Irritability, as we have just remarked, is exhausted by exercise, and it may be suddenly destroyed, so as to kill; for a flash of lightning will at once extinguish it in every organ. It is, however, recruited by rest, and, as modern physiologists, with some reason, have supposed, accumulated so as to occasion increased action. Many of the facts adduced may, however, be resolved into the effects of custom; for, when given actions are excited by a weak stimulus, a common power becomes, in comparison, inordinate. Thus the iris, accustomed to contract in the gloom of a dungeon, feels the common daylight as painful as the glare of a noon day sun would be to a person who has never been confined. This leads us to remark, that the irritability of each organ has specific stimulus, by which only it is excited. Ipecacuanha does not irritate the eye; and the acrid urine or bile excite only pleasing and healthy sensations in their appropriate organs; but in the brain produce phrenitis, or in the stomach, vomiting, with faintness, cold sweats, etc. In general, muscles which act more slowly and regularly, preserve their irritability longer than those which act with violence; for in these the irritability is apparently supplied as fast as it is expended.
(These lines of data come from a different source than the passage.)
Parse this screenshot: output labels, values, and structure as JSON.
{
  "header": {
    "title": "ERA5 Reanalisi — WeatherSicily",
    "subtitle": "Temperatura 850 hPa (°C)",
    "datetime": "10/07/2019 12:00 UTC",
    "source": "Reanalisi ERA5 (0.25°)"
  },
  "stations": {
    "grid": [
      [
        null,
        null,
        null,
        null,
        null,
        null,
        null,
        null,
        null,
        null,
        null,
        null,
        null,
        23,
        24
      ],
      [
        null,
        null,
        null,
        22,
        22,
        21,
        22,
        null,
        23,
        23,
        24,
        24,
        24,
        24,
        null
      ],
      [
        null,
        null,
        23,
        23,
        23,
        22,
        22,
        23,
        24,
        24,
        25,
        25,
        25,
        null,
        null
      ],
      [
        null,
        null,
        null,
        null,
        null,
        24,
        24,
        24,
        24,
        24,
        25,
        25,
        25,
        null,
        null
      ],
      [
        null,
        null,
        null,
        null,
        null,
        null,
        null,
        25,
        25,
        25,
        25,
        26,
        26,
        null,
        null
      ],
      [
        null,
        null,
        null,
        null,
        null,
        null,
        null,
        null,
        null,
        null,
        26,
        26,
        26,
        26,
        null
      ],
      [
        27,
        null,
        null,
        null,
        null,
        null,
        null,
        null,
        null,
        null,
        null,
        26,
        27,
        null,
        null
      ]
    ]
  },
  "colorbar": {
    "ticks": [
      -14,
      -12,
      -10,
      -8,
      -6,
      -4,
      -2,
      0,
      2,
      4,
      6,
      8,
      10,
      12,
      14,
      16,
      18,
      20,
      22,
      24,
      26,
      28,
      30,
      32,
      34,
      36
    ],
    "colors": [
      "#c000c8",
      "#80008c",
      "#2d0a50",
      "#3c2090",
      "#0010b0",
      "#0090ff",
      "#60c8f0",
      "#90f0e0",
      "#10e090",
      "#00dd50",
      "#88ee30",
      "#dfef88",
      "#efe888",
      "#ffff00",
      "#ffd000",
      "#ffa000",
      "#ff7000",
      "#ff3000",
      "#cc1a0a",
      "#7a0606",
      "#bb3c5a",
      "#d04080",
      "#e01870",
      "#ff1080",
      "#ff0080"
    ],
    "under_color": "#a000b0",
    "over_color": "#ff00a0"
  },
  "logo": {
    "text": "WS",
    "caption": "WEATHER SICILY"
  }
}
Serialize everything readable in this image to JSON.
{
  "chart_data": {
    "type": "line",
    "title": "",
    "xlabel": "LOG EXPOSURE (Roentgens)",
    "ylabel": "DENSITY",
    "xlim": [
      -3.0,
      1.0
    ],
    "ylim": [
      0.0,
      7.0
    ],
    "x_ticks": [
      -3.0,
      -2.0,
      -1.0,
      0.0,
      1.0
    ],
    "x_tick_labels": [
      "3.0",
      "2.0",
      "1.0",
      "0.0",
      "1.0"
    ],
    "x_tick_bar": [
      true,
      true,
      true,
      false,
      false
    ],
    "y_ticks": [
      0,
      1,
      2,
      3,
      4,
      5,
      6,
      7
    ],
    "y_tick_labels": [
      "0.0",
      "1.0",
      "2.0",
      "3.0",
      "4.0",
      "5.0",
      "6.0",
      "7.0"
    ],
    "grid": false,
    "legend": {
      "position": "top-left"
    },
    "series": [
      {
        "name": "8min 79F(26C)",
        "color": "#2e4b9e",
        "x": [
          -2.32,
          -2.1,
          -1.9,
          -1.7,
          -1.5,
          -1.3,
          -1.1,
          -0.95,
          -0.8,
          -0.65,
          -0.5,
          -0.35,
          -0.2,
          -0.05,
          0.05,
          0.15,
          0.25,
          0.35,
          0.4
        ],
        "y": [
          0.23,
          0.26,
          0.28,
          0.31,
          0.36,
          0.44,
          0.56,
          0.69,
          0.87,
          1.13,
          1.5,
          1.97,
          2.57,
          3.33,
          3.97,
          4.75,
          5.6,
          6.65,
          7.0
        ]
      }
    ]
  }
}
A certain degree of action, we have remarked, must be kept up in all muscles, to preserve their irritability, or rather the tonic power. Beyond, irritability is exhausted; below the due point, it is lost; and this point differs in almost all the different organs. Each has its appropriate action, which it can bear without injury, or even with advantage; and the irritability of each is exhausted more rapidly, in proportion to the continued action which it exerts. The voluntary muscles can bear a very considerable increase of action, because it is temporary: the involuntary ones, whose action must continue, soon lose their irritability after a short increase. See Nervi; Musculi; Irritatio, and Cerebrum.
Haller on Sensibility and Irritability; Whytt's Answer to Haller; the Difficulties in the Modern System of Physic, with Regard to the Sensibility and Irritability of the Parts of the Human Body, by De Haen; Kirkland on the Brain and Nerves; on the Sympathy of the Nerves, and of different Kinds of Irritability; Cullen's Introduction to the Materia Medica.